The grievance case below concerns SND payments to a DS agent who served at one of these “historically-difficult-to-staff” posts.  Instead of the State Department just acknowledging that a mistake had been made in this case, the State Department made the argument that the grievant, “as a mid-level employee with several years of experience and facing his third overseas assignment” should have known better to ask the right questions. Whoa!  The agency is saying, it’s his fault, hey?
Footnote indicates that “with respect to the AO’s [Assignments Officer] indication of the candidate’s SND election in the assignment panel notes, the record indicates that the assignment panel notes did in fact include a comment that grievant’s SND decision was “pending.” However, grievant denies that he made that (or any) SND-related election, or that he communicated to his AO that he had elected to defer his decision until after arrival at post.”
The FSGB decided that the grievance appeal was sustained. The Department was ordered to reimburse grievant for SND he would have received from the date of his arrival at post, consistent with the provisions of the Back Pay Act. 5 U.S. Code § 5596.
Via FSGB Case No. 2020-050

HELD – The Foreign Service Grievance Board found that grievant met his burden to show that the Department failed to implement its Standard Operating Procedure SOP B-22 in the process of assigning him to a Service Need Differential (SND) post, a procedural error that resulted in harmful denial to him of SND payments for a period of time. The grievance was sustained.

CASE SUMMARY – Grievant accepted a handshake for assignment to an SND-designated post. He argued that in the process of assigning him to post, the Department failed to implement any of the “Assignment Procedures” specified in its relevant Standard Operating Procedure, SOP B-22. These included provisions that the Assignment Officer should contact grievant by email, provide information regarding the SND Program (including a specified “standard disclosure” covering SND options and the consequences of each), request the employee to indicate which SND option he/she elects, and relay that election to the assignment panel. The SOP advises that an assignment to an SND-designated post should not be made unless the foregoing provisions are carried out. The assignment panel, on the basis of notes of unspecified origin to the effect that grievant’s SND decision was “pending,” assigned him for a two-year tour-of-duty which made him ineligible for SND unless he should later request, and be granted, an extension of his tour to three years’ duration.

The agency denied that grievant had carried his burden of proving that his Assignment Officer (AO) failed to implement SOP B-22, but that even if the AO had failed to do so, grievant as an experienced, mid-level bidder, should not be absolved of any and all responsibility to understand the SND assignment procedures as they applied to him and to seek clarification and/or assistance if he were confused or concerned about the process. Further, the Department argued that in the agency-level grievance, it had provided to grievant (albeit on different grounds, which are abandoned in the instant grievance appeal), all relief to which he is entitled.

The Board found factually that the provisions of SOP B-22 had not been implemented by the Department in grievant’s case.
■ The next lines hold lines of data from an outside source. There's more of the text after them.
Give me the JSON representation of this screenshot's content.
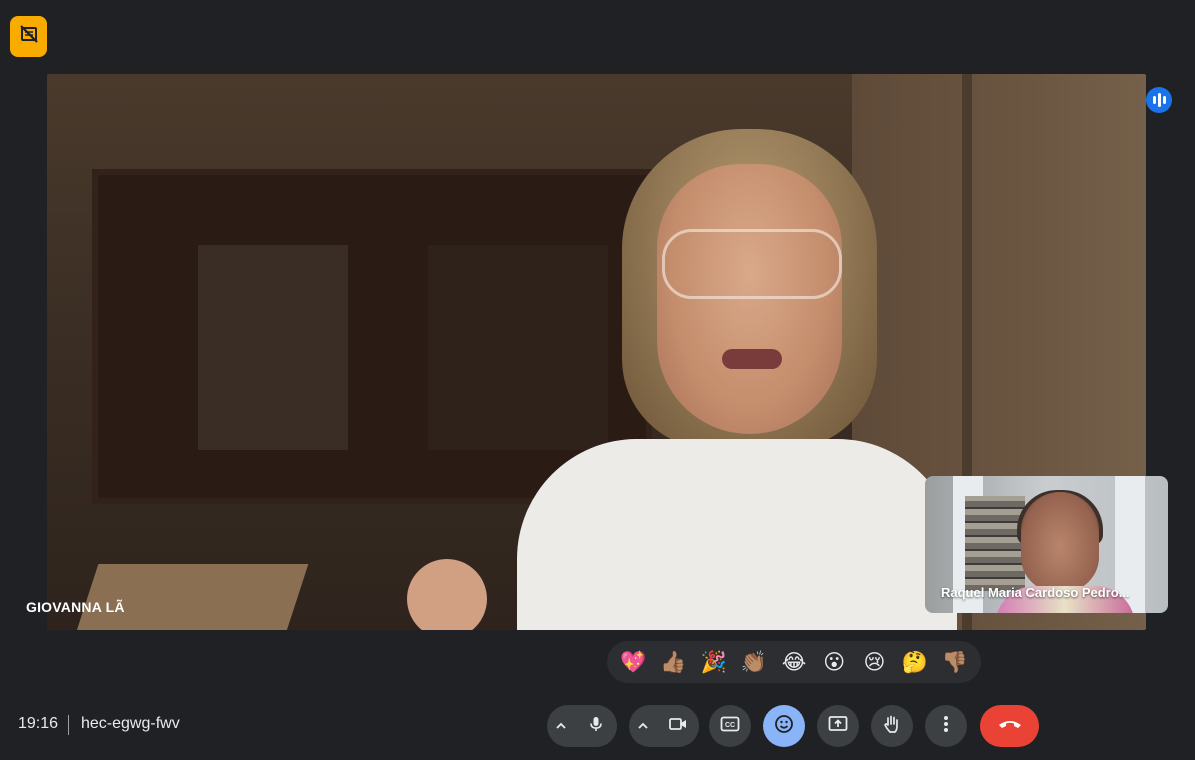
{
  "main_participant": {
    "name": "GIOVANNA LÃ"
  },
  "self_view": {
    "name": "Raquel Maria Cardoso Pedro..."
  },
  "reactions": [
    {
      "icon": "sparkling-heart-icon",
      "glyph": "💖"
    },
    {
      "icon": "thumbs-up-icon",
      "glyph": "👍🏽"
    },
    {
      "icon": "party-popper-icon",
      "glyph": "🎉"
    },
    {
      "icon": "clapping-hands-icon",
      "glyph": "👏🏽"
    },
    {
      "icon": "tears-of-joy-icon",
      "glyph": "😂"
    },
    {
      "icon": "surprised-face-icon",
      "glyph": "😮"
    },
    {
      "icon": "sad-face-icon",
      "glyph": "😢"
    },
    {
      "icon": "thinking-face-icon",
      "glyph": "🤔"
    },
    {
      "icon": "thumbs-down-icon",
      "glyph": "👎🏽"
    }
  ],
  "footer": {
    "time": "19:16",
    "meeting_code": "hec-egwg-fwv"
  },
  "controls": [
    {
      "icon": "chevron-up-icon"
    },
    {
      "icon": "microphone-icon"
    },
    {
      "icon": "chevron-up-icon"
    },
    {
      "icon": "camera-icon"
    },
    {
      "icon": "captions-icon"
    },
    {
      "icon": "emoji-icon"
    },
    {
      "icon": "present-screen-icon"
    },
    {
      "icon": "raise-hand-icon"
    },
    {
      "icon": "more-options-icon"
    },
    {
      "icon": "end-call-icon"
    }
  ],
  "colors": {
    "background": "#202124",
    "control": "#3c4043",
    "active_control": "#8ab4f8",
    "end_call": "#ea4335",
    "badge": "#f9ab00",
    "speaking": "#1a73e8"
  }
}
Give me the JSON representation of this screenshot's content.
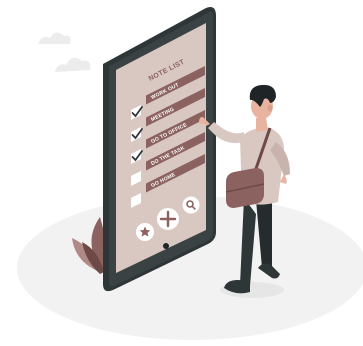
{
  "app": {
    "title": "NOTE LIST"
  },
  "items": [
    {
      "label": "WORK OUT",
      "checked": true
    },
    {
      "label": "MEETING",
      "checked": true
    },
    {
      "label": "GO TO OFFICE",
      "checked": true
    },
    {
      "label": "DO THE TASK",
      "checked": false
    },
    {
      "label": "GO HOME",
      "checked": false
    }
  ],
  "toolbar": {
    "buttons": [
      {
        "icon": "star-icon"
      },
      {
        "icon": "plus-icon"
      },
      {
        "icon": "search-icon"
      }
    ]
  },
  "colors": {
    "phone_body": "#2f3638",
    "screen": "#d9c8c2",
    "item_bar": "#8b625f",
    "checkbox": "#ffffff",
    "accent": "#9c6b66",
    "ground": "#f2f2f2"
  }
}
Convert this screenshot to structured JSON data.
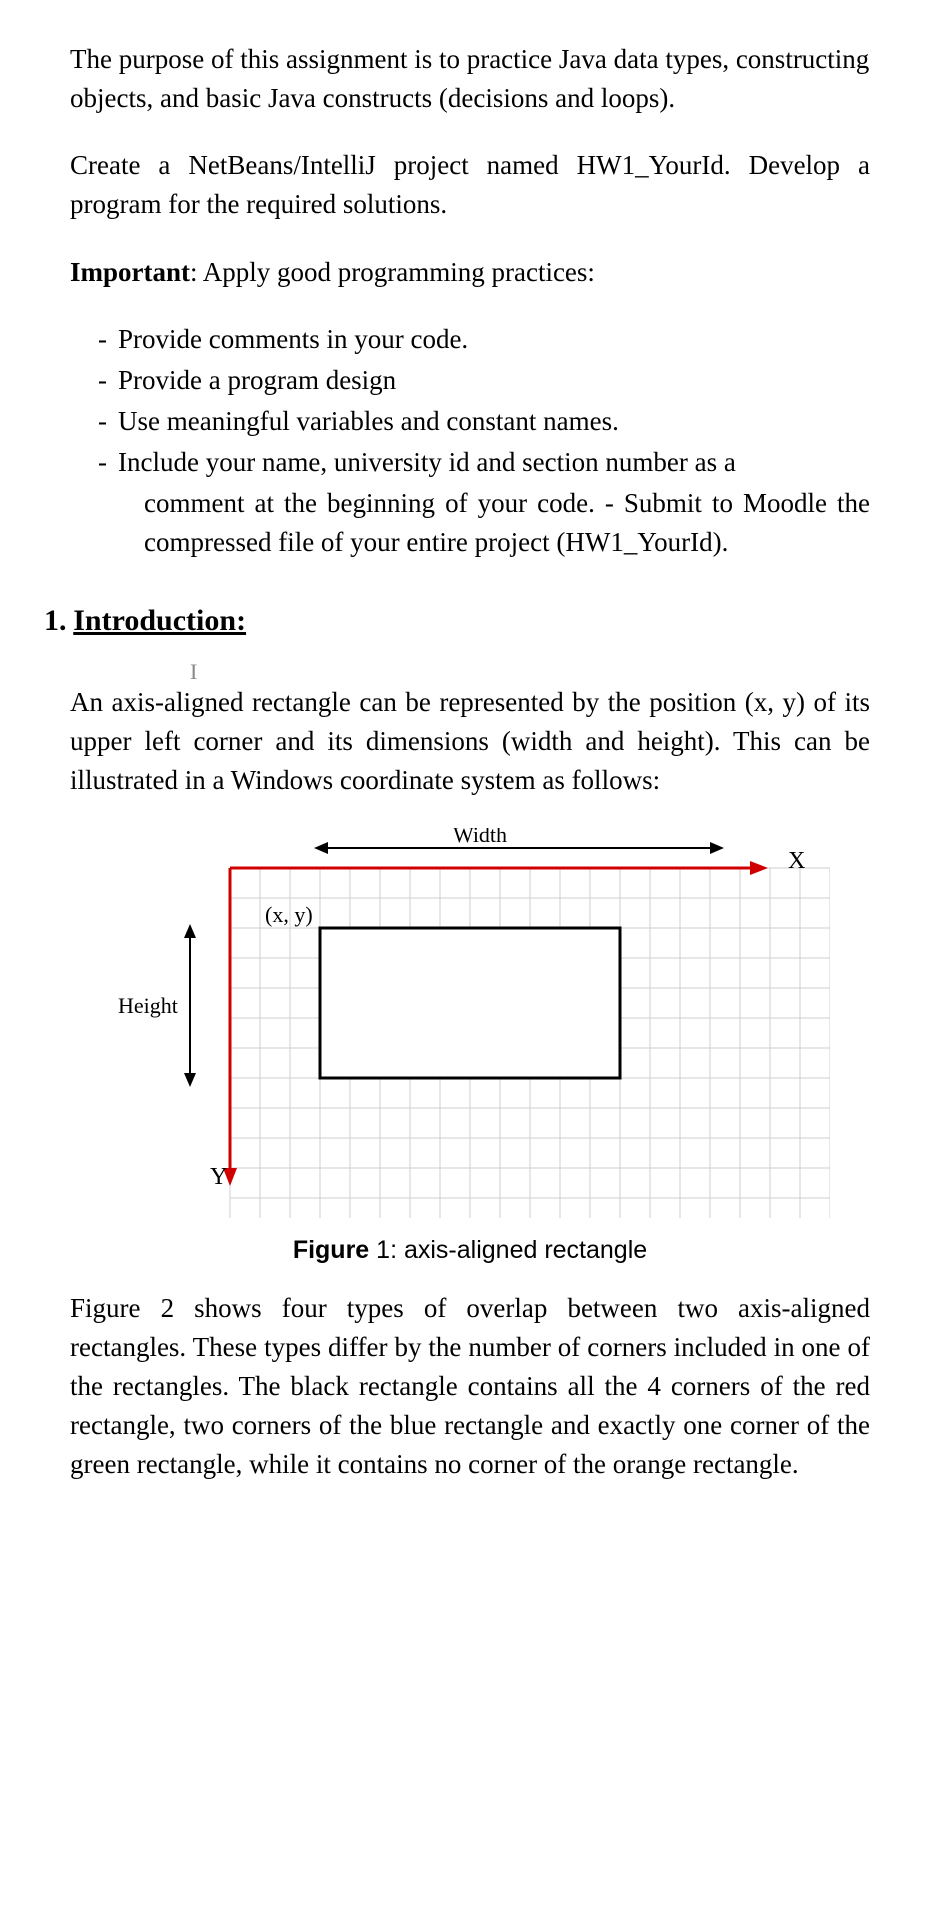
{
  "p1": "The purpose of this assignment is to practice Java data types, constructing objects, and basic Java constructs (decisions and loops).",
  "p2": "Create a NetBeans/IntelliJ project named HW1_YourId. Develop a program for the required solutions.",
  "important_label": "Important",
  "important_rest": ": Apply good programming practices:",
  "bullets": {
    "b1": "Provide comments in your code.",
    "b2": "Provide a program design",
    "b3": "Use meaningful variables and constant names.",
    "b4a": "Include your name, university id and section number as a",
    "b4b": "comment at the beginning of your code. - Submit to Moodle the compressed file of your entire project (HW1_YourId)."
  },
  "heading_num": "1.",
  "heading_title": "Introduction:",
  "intro_para": "An axis-aligned rectangle can be represented by the position (x, y) of its upper left corner and its dimensions (width and height). This can be illustrated in a Windows coordinate system as follows:",
  "fig": {
    "width_label": "Width",
    "x_label": "X",
    "y_label": "Y",
    "xy_label": "(x, y)",
    "height_label": "Height"
  },
  "caption_bold": "Figure",
  "caption_rest": " 1: axis-aligned rectangle",
  "closing_para": "Figure 2 shows four types of overlap between two axis-aligned rectangles. These types differ by the number of corners included in one of the rectangles. The black rectangle contains all the 4 corners of the red rectangle, two corners of the blue rectangle and exactly one corner of the green rectangle, while it contains no corner of the orange rectangle."
}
The Board found further that the language of the Assignment Procedures of SOP B-22 is particularly directive, going as far as to advise that assignment to an SND post should not be made unless its stipulated provisions have been carried out. On the issue of harm, the Board found that the agency’s failure to implement the SOP constituted a significant procedural error which denied grievant the opportunity to receive information, counseling, and assistance stipulated in the policy before the panel assigned him to a two-year non-SND assignment which record evidence established he did not elect. The Board ordered payment of SND from the date of grievant’s arrival at post.

Background:

Grievant is an FP-03 Special Agent with the Bureau of Diplomatic Security (“DS”) who has worked for the Department since 2012. He is currently serving as an Assistant Regional Security Officer (“ARSO”) at post, his third assignment. The matters grieved in the instant action concern the manner of grievant’s assignment to, and extension at, post, as they impacted his receipt of SND payments.
[…]
On January 23, 2019, the Department issued cable , captioned “(PII) TMONE – ASSIGNMENT NOTIFICATION – PERSONNEL ASSIGNMENT ([grievant’s name and social security number redacted] FP-03, 2501, Special Agent) (“TM-1,” “the assignment cable”).3 Among other information pertaining to the position, the TM-1 noted that the assignment was for a 24-month tour with an estimated arrival date at post of August 2019. The cable contained the names of grievant’s Assignment/Training Officer [sic], Assignment Technician, and CDO as points of contact. The TM-1 did not identify the post as an SND- designated post, nor did it provide any information on the SND Program or how to participate therein.
[…]
After being informed, in a general manner, of the SND program by colleagues, grievant reached out on November 25, 2019, to post’s human resources officer (“HRO”) by email and requested “procedures to extend for one year and activate SND[.]”5
[…]
After repeated attempts by grievant to obtain a decision on his extension request and SND, on June 11, 2020, the Department finally issued a cable approving his extension for a third year at post. The extension approval cable noted that his election of a 36-month tour made him eligible for SND but did not provide further specifics such as what the effective date of SND eligibility was. Grievant subsequently was informed that the SND payments would commence as of the date of the extension approval cable, i.e., June 11, 2020.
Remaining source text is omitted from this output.